Trigger execution order in PostgreSQL - Time & Space Complexity
When multiple triggers run on the same table event, the order they execute affects performance.
We want to understand how the number of triggers impacts execution time.
Analyze the time complexity of this trigger setup.
CREATE TABLE orders (id SERIAL PRIMARY KEY, amount INT);
CREATE FUNCTION trg_before_insert() RETURNS trigger AS $$
BEGIN
-- some logic
RETURN NEW;
END;
$$ LANGUAGE plpgsql;
CREATE TRIGGER before_insert_1 BEFORE INSERT ON orders
FOR EACH ROW EXECUTE FUNCTION trg_before_insert();
CREATE TRIGGER before_insert_2 BEFORE INSERT ON orders
FOR EACH ROW EXECUTE FUNCTION trg_before_insert();
-- Assume multiple triggers like this are defined
This code creates multiple BEFORE INSERT triggers on the same table, each running some logic for every new row.
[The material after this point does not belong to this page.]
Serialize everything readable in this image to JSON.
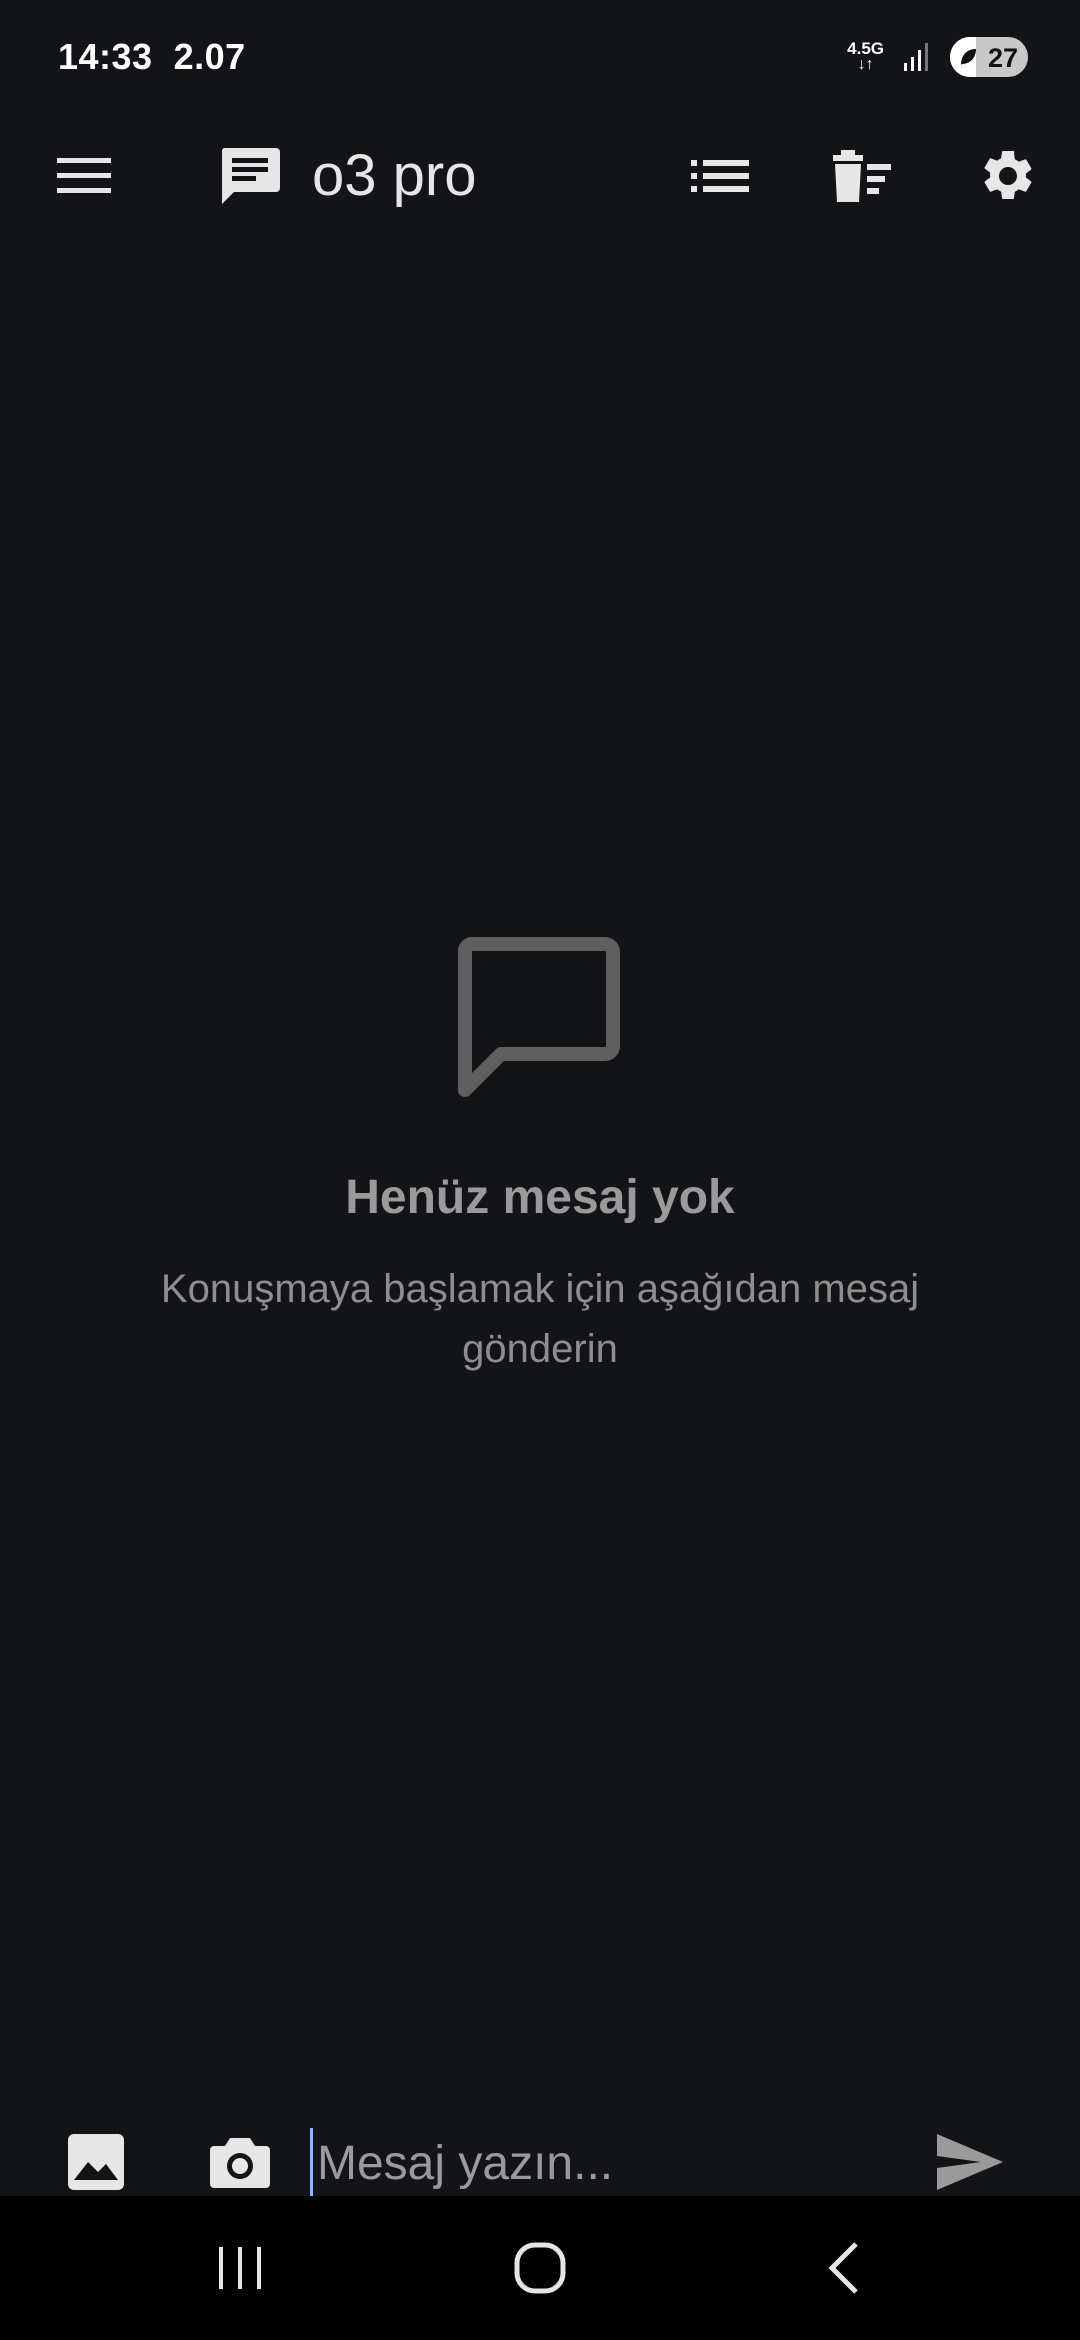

Identify the loops, recursion, array traversals that repeat.
- Primary operation: Each trigger function runs once per inserted row.
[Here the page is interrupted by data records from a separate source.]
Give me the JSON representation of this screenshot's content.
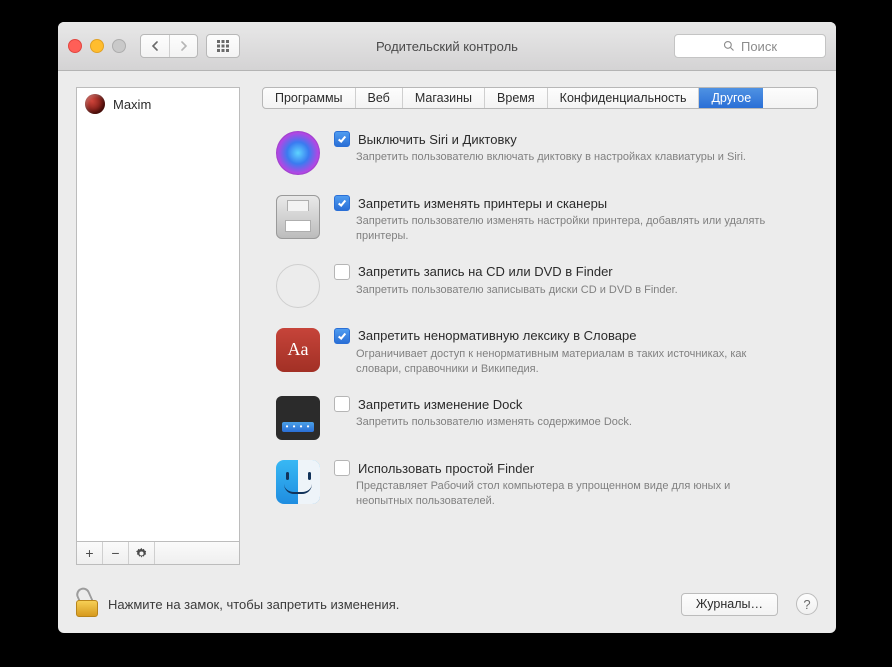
{
  "window": {
    "title": "Родительский контроль"
  },
  "toolbar": {
    "search_placeholder": "Поиск"
  },
  "sidebar": {
    "users": [
      {
        "name": "Maxim"
      }
    ],
    "add_label": "+",
    "remove_label": "−"
  },
  "tabs": {
    "items": [
      {
        "label": "Программы",
        "active": false
      },
      {
        "label": "Веб",
        "active": false
      },
      {
        "label": "Магазины",
        "active": false
      },
      {
        "label": "Время",
        "active": false
      },
      {
        "label": "Конфиденциальность",
        "active": false
      },
      {
        "label": "Другое",
        "active": true
      }
    ]
  },
  "options": [
    {
      "icon": "siri",
      "checked": true,
      "title": "Выключить Siri и Диктовку",
      "desc": "Запретить пользователю включать диктовку в настройках клавиатуры и Siri."
    },
    {
      "icon": "printer",
      "checked": true,
      "title": "Запретить изменять принтеры и сканеры",
      "desc": "Запретить пользователю изменять настройки принтера, добавлять или удалять принтеры."
    },
    {
      "icon": "disc",
      "checked": false,
      "title": "Запретить запись на CD или DVD в Finder",
      "desc": "Запретить пользователю записывать диски CD и DVD в Finder."
    },
    {
      "icon": "dictionary",
      "checked": true,
      "title": "Запретить ненормативную лексику в Словаре",
      "desc": "Ограничивает доступ к ненормативным материалам в таких источниках, как словари, справочники и Википедия."
    },
    {
      "icon": "dock",
      "checked": false,
      "title": "Запретить изменение Dock",
      "desc": "Запретить пользователю изменять содержимое Dock."
    },
    {
      "icon": "finder",
      "checked": false,
      "title": "Использовать простой Finder",
      "desc": "Представляет Рабочий стол компьютера в упрощенном виде для юных и неопытных пользователей."
    }
  ],
  "footer": {
    "lock_text": "Нажмите на замок, чтобы запретить изменения.",
    "logs_button": "Журналы…",
    "help_label": "?"
  },
  "icons": {
    "dictionary_glyph": "Aa"
  }
}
- How many times: Number of triggers x number of inserted rows.
As you add more triggers or insert more rows, the total work grows.
| Input Size (n) | Approx. Operations |
|---|---|
| 10 rows, 2 triggers | 20 trigger executions |
| 100 rows, 2 triggers | 200 trigger executions |
| 1000 rows, 2 triggers | 2000 trigger executions |
Pattern observation: Total executions grow proportionally with rows and triggers.
Time Complexity: O(t x n)
This means the time grows linearly with both the number of triggers (t) and the number of rows inserted (n).
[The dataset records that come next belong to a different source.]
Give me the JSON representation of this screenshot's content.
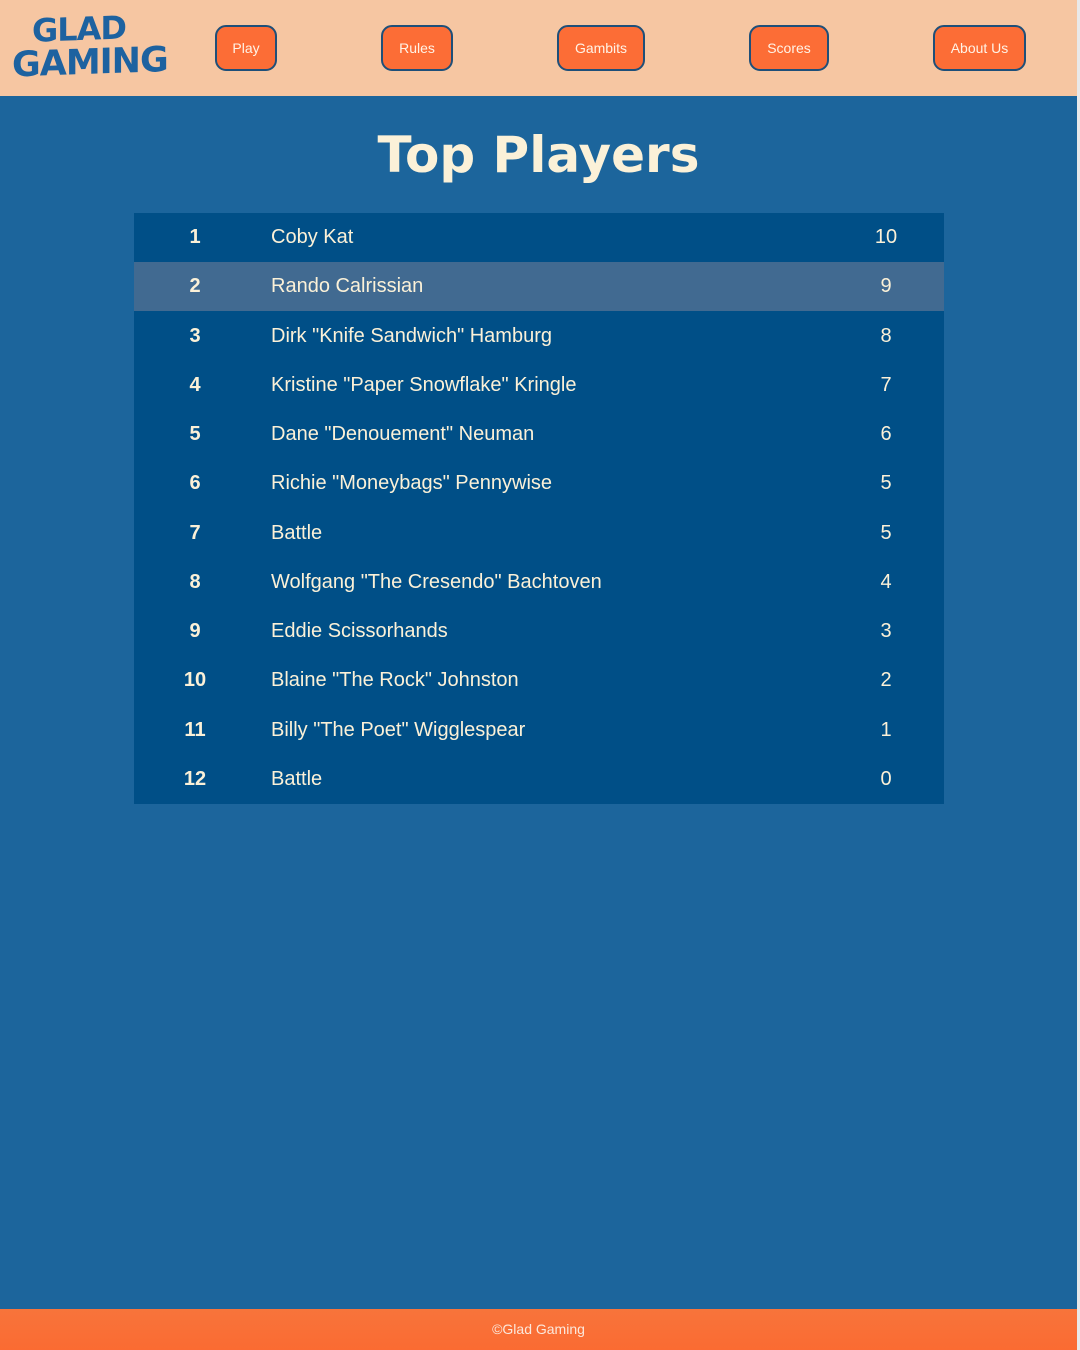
{
  "logo": {
    "line1": "GLAD",
    "line2": "GAMING"
  },
  "nav": {
    "play": "Play",
    "rules": "Rules",
    "gambits": "Gambits",
    "scores": "Scores",
    "about": "About Us"
  },
  "page_title": "Top Players",
  "players": [
    {
      "rank": "1",
      "name": "Coby Kat",
      "score": "10"
    },
    {
      "rank": "2",
      "name": "Rando Calrissian",
      "score": "9"
    },
    {
      "rank": "3",
      "name": "Dirk \"Knife Sandwich\" Hamburg",
      "score": "8"
    },
    {
      "rank": "4",
      "name": "Kristine \"Paper Snowflake\" Kringle",
      "score": "7"
    },
    {
      "rank": "5",
      "name": "Dane \"Denouement\" Neuman",
      "score": "6"
    },
    {
      "rank": "6",
      "name": "Richie \"Moneybags\" Pennywise",
      "score": "5"
    },
    {
      "rank": "7",
      "name": "Battle",
      "score": "5"
    },
    {
      "rank": "8",
      "name": "Wolfgang \"The Cresendo\" Bachtoven",
      "score": "4"
    },
    {
      "rank": "9",
      "name": "Eddie Scissorhands",
      "score": "3"
    },
    {
      "rank": "10",
      "name": "Blaine \"The Rock\" Johnston",
      "score": "2"
    },
    {
      "rank": "11",
      "name": "Billy \"The Poet\" Wigglespear",
      "score": "1"
    },
    {
      "rank": "12",
      "name": "Battle",
      "score": "0"
    }
  ],
  "footer": {
    "copyright": "©Glad Gaming"
  },
  "colors": {
    "background": "#1c659c",
    "header": "#f6c6a2",
    "button": "#fc6d36",
    "table": "#004f87",
    "highlight_row": "#416a91",
    "text": "#fbf1d8"
  }
}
[X] Wrong: "Adding more triggers won't affect performance much because they run quickly."
[OK] Correct: Each trigger runs for every row, so more triggers multiply the work and slow down inserts noticeably.
Understanding how trigger execution scales helps you design efficient database logic and avoid slowdowns in real projects.
What if triggers were defined as FOR EACH STATEMENT instead of FOR EACH ROW? How would the time complexity change?